Gentoo Websites Logo
Go to: Gentoo Home Documentation Forums Lists Bugs Planet Store Wiki Get Gentoo!

Bug 352035 (CVE-2010-4351)

Summary: <dev-java/icedtea6-bin-1.9.4 JNLP security manager bypass (CVE-2010-4351)
Product: Gentoo Security Reporter: Andrew John Hughes <gnu_andrew>
Component: VulnerabilitiesAssignee: Gentoo Security <security>
Status: RESOLVED FIXED    
Severity: normal CC: java
Priority: High    
Version: unspecified   
Hardware: All   
OS: Linux   
URL: https://bugzilla.redhat.com/show_bug.cgi?id=663680
Whiteboard: C2 [glsa]
Package list:
Runtime testing required: ---
Bug Depends on:    
Bug Blocks: 247140, 215614, 346799, 353418    

Description Andrew John Hughes 2011-01-18 14:57:20 UTC
http://blog.fuseyism.com/index.php/2011/01/18/security-icedtea6-177-184-194-released/

Updated ebuilds in java-overlay.

Reproducible: Always
Comment 1 Alex Legler (RETIRED) archtester Gentoo Infrastructure gentoo-dev Security 2011-01-18 18:03:00 UTC
Quoting $URL:
It was discovered that the JNLPSecurityManager in certain cases failed to
properly implement the security policy, and did not throw an exception to
prevent completion of a possibly unsafe or sensitive operation and simply
returned from the checkPermission method. 

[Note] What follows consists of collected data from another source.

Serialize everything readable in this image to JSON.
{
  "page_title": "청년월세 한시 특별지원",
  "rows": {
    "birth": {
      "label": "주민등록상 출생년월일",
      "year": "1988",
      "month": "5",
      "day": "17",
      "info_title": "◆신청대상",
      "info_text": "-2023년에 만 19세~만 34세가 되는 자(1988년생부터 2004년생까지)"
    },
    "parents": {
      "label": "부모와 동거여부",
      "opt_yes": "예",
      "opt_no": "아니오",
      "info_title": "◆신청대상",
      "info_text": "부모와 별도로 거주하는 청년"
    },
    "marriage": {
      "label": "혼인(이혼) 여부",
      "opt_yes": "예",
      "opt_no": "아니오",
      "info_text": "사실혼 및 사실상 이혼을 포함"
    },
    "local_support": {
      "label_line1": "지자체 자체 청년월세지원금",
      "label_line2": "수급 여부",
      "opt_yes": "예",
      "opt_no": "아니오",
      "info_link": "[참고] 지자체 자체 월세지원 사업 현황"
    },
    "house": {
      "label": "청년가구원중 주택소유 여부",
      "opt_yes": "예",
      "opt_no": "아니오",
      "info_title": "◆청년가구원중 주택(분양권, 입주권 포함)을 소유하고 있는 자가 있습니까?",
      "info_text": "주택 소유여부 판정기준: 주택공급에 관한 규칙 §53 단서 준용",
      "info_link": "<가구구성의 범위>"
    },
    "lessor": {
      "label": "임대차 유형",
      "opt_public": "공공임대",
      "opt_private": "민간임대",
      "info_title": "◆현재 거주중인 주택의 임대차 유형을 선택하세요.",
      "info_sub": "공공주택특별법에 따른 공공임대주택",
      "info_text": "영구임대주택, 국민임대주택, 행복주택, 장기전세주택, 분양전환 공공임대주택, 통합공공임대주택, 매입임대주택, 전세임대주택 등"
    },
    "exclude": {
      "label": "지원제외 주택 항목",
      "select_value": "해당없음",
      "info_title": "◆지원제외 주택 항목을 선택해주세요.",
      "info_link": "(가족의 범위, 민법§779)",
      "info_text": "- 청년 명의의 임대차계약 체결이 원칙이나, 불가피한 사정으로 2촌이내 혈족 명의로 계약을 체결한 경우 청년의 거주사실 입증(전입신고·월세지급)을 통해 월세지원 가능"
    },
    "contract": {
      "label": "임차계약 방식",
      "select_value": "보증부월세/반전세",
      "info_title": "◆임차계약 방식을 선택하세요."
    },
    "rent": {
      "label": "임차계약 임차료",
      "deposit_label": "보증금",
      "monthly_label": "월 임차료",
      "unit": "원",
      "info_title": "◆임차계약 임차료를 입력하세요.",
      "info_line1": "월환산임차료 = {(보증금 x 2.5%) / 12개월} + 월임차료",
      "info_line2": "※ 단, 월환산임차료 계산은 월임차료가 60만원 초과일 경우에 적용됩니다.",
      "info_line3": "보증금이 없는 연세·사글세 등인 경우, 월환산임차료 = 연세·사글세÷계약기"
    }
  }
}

Any service relying on the SecurityManager.checkPermission() method to throw an
exception then incorrectly assumed that the permission was granted.
Comment 2 Vlastimil Babka (Caster) (RETIRED) gentoo-dev 2011-01-21 00:23:02 UTC
(In reply to comment #0)
> Updated ebuilds in java-overlay.

In tree as well, for the source dev-java/icedtea package. Now building icedtea6-bin.
Comment 3 Stefan Behte (RETIRED) gentoo-dev Security 2011-01-21 11:16:45 UTC
CVE-2010-4351 (http://nvd.nist.gov/nvd.cfm?cvename=CVE-2010-4351):
  The JNLP SecurityManager in IcedTea (IcedTea.so) 1.7 before 1.7.7,
  1.8 before 1.8.4, and 1.9 before 1.9.4 for Java OpenJDK returns from
  the checkPermission method instead of throwing an exception in
  certain circumstances, which might allow context-dependent attackers
  to bypass the intended security policy by creating instances of
  ClassLoader.

Comment 4 hhaamu 2011-01-21 13:41:45 UTC
The version bump for dev-java/icedtea caused bug 352314
Comment 5 Vlastimil Babka (Caster) (RETIRED) gentoo-dev 2011-01-21 23:35:36 UTC
Done, please stabilize dev-java/icedtea6-bin-1.9.4
Comment 6 Christian Faulhammer (RETIRED) gentoo-dev 2011-01-22 09:13:27 UTC
x86 stable
Comment 7 Agostino Sarubbo gentoo-dev 2011-01-22 13:26:47 UTC
amd64 ok
Comment 8 Markos Chandras (RETIRED) gentoo-dev 2011-01-22 17:56:42 UTC
amd64 done. Thanks Agostino
Comment 9 Tim Sammut (RETIRED) gentoo-dev 2011-01-22 21:32:27 UTC
Thanks, folks. Added to existing GLSA request.
Comment 10 GLSAMaker/CVETool Bot gentoo-dev 2014-06-29 15:28:34 UTC
This issue was resolved and addressed in
 GLSA 201406-32 at http://security.gentoo.org/glsa/glsa-201406-32.xml
by GLSA coordinator Mikle Kolyada (Zlogene).